Detroit —The indicted father of former Mayor Kwame Kilpatrick is among the 51 former high-ranking Wayne County officials who receive free lifetime health benefits from the county, documents released Tuesday show.
Executive Robert Ficano rescinded the benefit for new hires last fall. But since it began in 1994, the list of those receiving the exclusive perk reads like a Who's Who in Wayne County politics.
Kilpatrick isn't the only beneficiary facing charges. Wilbourne Kelley, a former airport official who went to prison for extortion, gets them. So does Emma Bell, a former county official who was a longtime Kilpatrick fundraiser and pleaded guilty last year to tax evasion.

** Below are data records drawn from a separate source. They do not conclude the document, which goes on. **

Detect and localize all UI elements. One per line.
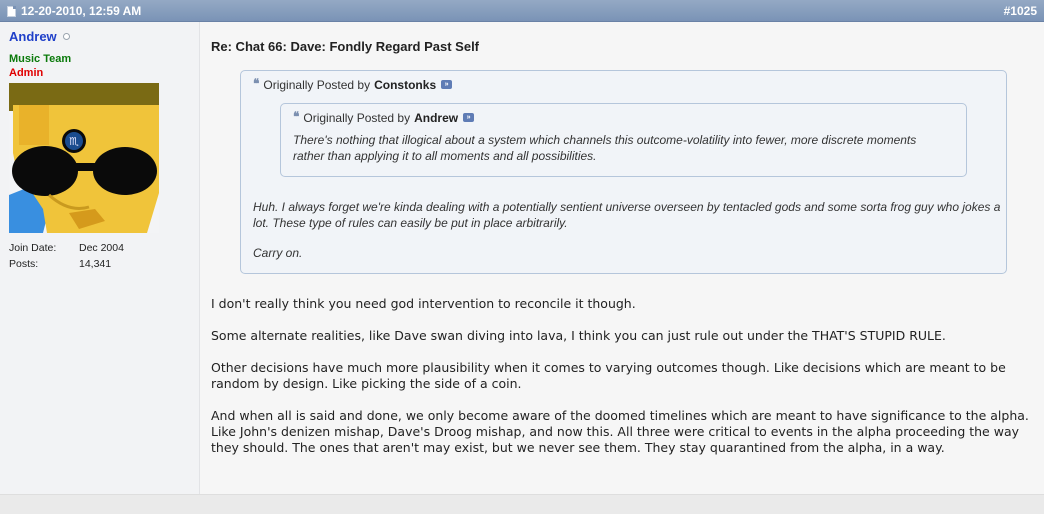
user-info-panel: Andrew Music Team Admin ♏ Join Date: Dec… xyxy=(0,22,200,494)
post-paragraph-4: And when all is said and done, we only b… xyxy=(211,408,1029,455)
posts-label: Posts: xyxy=(9,258,39,270)
join-date-label: Join Date: xyxy=(9,242,57,254)
quote-inner-header: ❛❛ Originally Posted by Andrew » xyxy=(293,110,475,125)
view-post-icon[interactable]: » xyxy=(463,113,475,122)
post-paragraph-3: Other decisions have much more plausibil… xyxy=(211,360,1006,391)
quote-outer: ❛❛ Originally Posted by Constonks » ❛❛ O… xyxy=(240,70,1007,274)
post-paragraph-2: Some alternate realities, like Dave swan… xyxy=(211,328,946,343)
quote-inner: ❛❛ Originally Posted by Andrew » There's… xyxy=(280,103,967,177)
quote-outer-text: Huh. I always forget we're kinda dealing… xyxy=(253,200,1001,230)
quote-inner-text: There's nothing that illogical about a s… xyxy=(293,133,917,163)
svg-text:♏: ♏ xyxy=(69,135,79,148)
quote-inner-prefix: Originally Posted by xyxy=(303,110,411,125)
post-paragraph-1: I don't really think you need god interv… xyxy=(211,296,636,311)
forum-post: 12-20-2010, 12:59 AM #1025 Andrew Music … xyxy=(0,0,1044,514)
user-title-admin: Admin xyxy=(9,67,44,79)
avatar[interactable]: ♏ xyxy=(9,83,159,233)
join-date-row: Join Date: Dec 2004 xyxy=(9,240,124,256)
quote-icon: ❛❛ xyxy=(293,110,300,125)
quote-outer-author: Constonks xyxy=(374,77,437,92)
post-content: Re: Chat 66: Dave: Fondly Regard Past Se… xyxy=(200,22,1044,494)
post-footer-strip xyxy=(0,494,1044,514)
quote-outer-header: ❛❛ Originally Posted by Constonks » xyxy=(253,77,453,92)
quote-icon: ❛❛ xyxy=(253,77,260,92)
post-header: 12-20-2010, 12:59 AM #1025 xyxy=(0,0,1044,22)
post-date: 12-20-2010, 12:59 AM xyxy=(21,4,142,18)
view-post-icon[interactable]: » xyxy=(441,80,453,89)
quote-outer-text-2: Carry on. xyxy=(253,246,303,260)
user-title-music-team: Music Team xyxy=(9,53,72,65)
posts-value: 14,341 xyxy=(79,258,112,270)
quote-inner-author: Andrew xyxy=(414,110,459,125)
post-title: Re: Chat 66: Dave: Fondly Regard Past Se… xyxy=(211,39,480,54)
post-date-wrap: 12-20-2010, 12:59 AM xyxy=(7,4,141,18)
offline-status-icon xyxy=(63,33,70,40)
username-link[interactable]: Andrew xyxy=(9,29,57,44)
user-stats: Join Date: Dec 2004 Posts: 14,341 xyxy=(9,240,124,272)
document-icon xyxy=(7,5,16,17)
post-number-link[interactable]: #1025 xyxy=(1004,4,1037,18)
join-date-value: Dec 2004 xyxy=(79,242,124,254)
quote-outer-prefix: Originally Posted by xyxy=(263,77,371,92)
posts-row: Posts: 14,341 xyxy=(9,256,124,272)
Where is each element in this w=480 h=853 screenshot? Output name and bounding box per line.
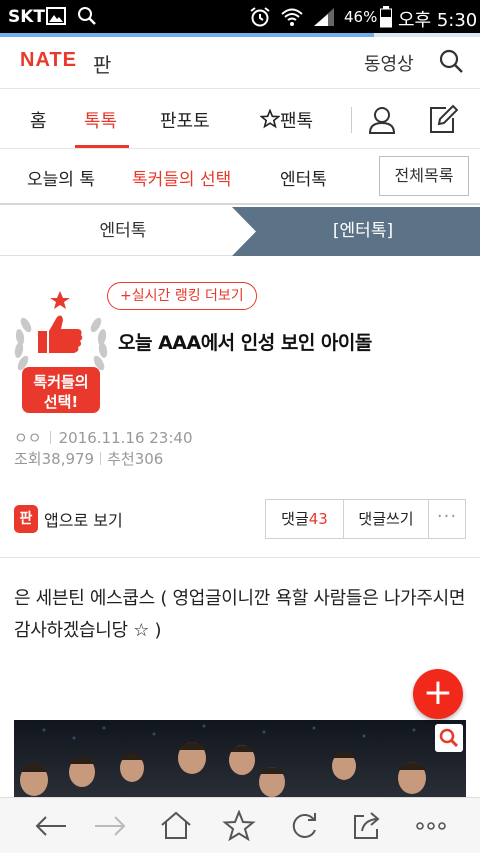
back-icon[interactable] — [34, 810, 68, 842]
realtime-ranking-button[interactable]: +실시간 랭킹 더보기 — [107, 282, 257, 310]
user-icon[interactable] — [366, 104, 398, 136]
search-notification-icon — [78, 7, 96, 25]
active-tab-indicator — [75, 145, 129, 148]
tab-fantok-label: 팬톡 — [280, 111, 314, 132]
pan-logo[interactable]: 판 — [93, 49, 111, 78]
search-icon[interactable] — [437, 47, 465, 75]
video-link[interactable]: 동영상 — [364, 50, 414, 76]
concert-photo — [14, 720, 466, 800]
tab-home[interactable]: 홈 — [30, 107, 47, 133]
open-in-app-link[interactable]: 앱으로 보기 — [44, 507, 123, 531]
view-count: 38,979 — [41, 450, 95, 468]
article-title: 오늘 AAA에서 인성 보인 아이돌 — [118, 332, 372, 354]
main-tabs: 홈 톡톡 판포토 팬톡 — [0, 89, 480, 149]
breadcrumb-current: [엔터톡] — [332, 221, 394, 241]
tab-divider — [351, 107, 352, 133]
post-date: 2016.11.16 23:40 — [58, 429, 193, 447]
comment-count: 43 — [308, 510, 328, 528]
all-list-button[interactable]: 전체목록 — [379, 156, 469, 196]
refresh-icon[interactable] — [287, 810, 321, 842]
status-bar: SKT 46% 오후 5:30 — [0, 0, 480, 33]
subtab-tokker-choice[interactable]: 톡커들의 선택 — [132, 165, 231, 190]
forward-icon[interactable] — [93, 810, 127, 842]
recommend-count: 306 — [134, 450, 164, 468]
signal-icon — [314, 8, 334, 26]
article-body: 은 세븐틴 에스쿱스 ( 영업글이니깐 욕할 사람들은 나가주시면 감사하겠습니… — [14, 588, 466, 641]
section-divider — [0, 557, 480, 558]
bookmark-star-icon[interactable] — [222, 810, 256, 842]
tab-toktok[interactable]: 톡톡 — [84, 107, 117, 133]
subtab-today[interactable]: 오늘의 톡 — [27, 165, 95, 190]
write-comment-button[interactable]: 댓글쓰기 — [344, 500, 429, 538]
tab-fantok[interactable]: 팬톡 — [259, 107, 314, 133]
zoom-icon[interactable] — [435, 724, 463, 752]
tokker-choice-badge: 톡커들의 선택! — [12, 285, 110, 417]
wifi-icon — [281, 8, 303, 26]
pan-app-icon[interactable]: 판 — [14, 505, 38, 533]
star-icon — [259, 108, 281, 129]
nate-logo[interactable]: NATE — [20, 49, 77, 72]
tab-panphoto[interactable]: 판포토 — [160, 107, 210, 133]
article-stats: 조회38,979 추천306 — [14, 450, 164, 468]
comments-button[interactable]: 댓글43 — [266, 500, 344, 538]
breadcrumb-category[interactable]: 엔터톡 — [0, 207, 246, 256]
sub-tabs: 오늘의 톡 톡커들의 선택 엔터톡 전체목록 — [0, 149, 480, 205]
battery-percent: 46% — [344, 8, 378, 26]
share-icon[interactable] — [350, 810, 384, 842]
more-button[interactable]: ··· — [429, 500, 465, 538]
home-icon[interactable] — [159, 810, 193, 842]
article-meta: ㅇㅇ 2016.11.16 23:40 — [14, 427, 193, 448]
floating-add-button[interactable]: + — [413, 669, 463, 719]
clock: 오후 5:30 — [398, 10, 478, 31]
breadcrumb: 엔터톡 [엔터톡] — [0, 207, 480, 256]
gallery-icon — [46, 7, 66, 25]
alarm-icon — [250, 7, 270, 27]
write-icon[interactable] — [426, 104, 458, 136]
badge-label: 톡커들의 선택! — [33, 373, 89, 411]
carrier-label: SKT — [8, 7, 46, 27]
browser-toolbar — [0, 797, 480, 853]
comment-actions: 댓글43 댓글쓰기 ··· — [265, 499, 466, 539]
subtab-entertok[interactable]: 엔터톡 — [280, 165, 327, 190]
more-menu-icon[interactable] — [414, 810, 448, 842]
article-image[interactable] — [14, 720, 466, 800]
author[interactable]: ㅇㅇ — [14, 429, 42, 447]
app-header: NATE 판 동영상 — [0, 37, 480, 89]
battery-icon — [380, 6, 392, 28]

Arthur Blackwell II, a former county official who faces charges related to his compensation as Highland Park emergency manager, also is on the list. But he said the benefit isn't that great.
"Obviously, having health care is a benefit, but you don't get a lot. I'm waiting on Obamacare," Blackwell said.
Other beneficiaries include former top aides to Ficano and his predecessor, Edward McNamara, including Charlie J. Williams, David Katz, Airport Authority Chairwoman Mary Zuckerman, Larry Simmons and Eddie McDonald. Former commissioners including state Rep. Phil Cavanagh, D-Redford Township, also get the perk.
It was created following a court challenge in 1994. By ordinance, those serving as deputy or assistant executives, department heads or commissioners can receive it after eight years of service. Williams served about three years, but was allowed to credit time from the city of Detroit.
A handful of former aides are suing Ficano for the benefit, including former chief development officer Turkia Mullin and Ralph Kinney, a former assistant executive who was fired in 2007.
He didn't defend the perk, but said it was created because top aides generally serve fewer years in politics than civil servants.
"The average lifespan for a politician is eight years. That was part of the rationale," Kinney said.
But he said it is "preposterous" that some officials served fewer than eight years and still receive the money.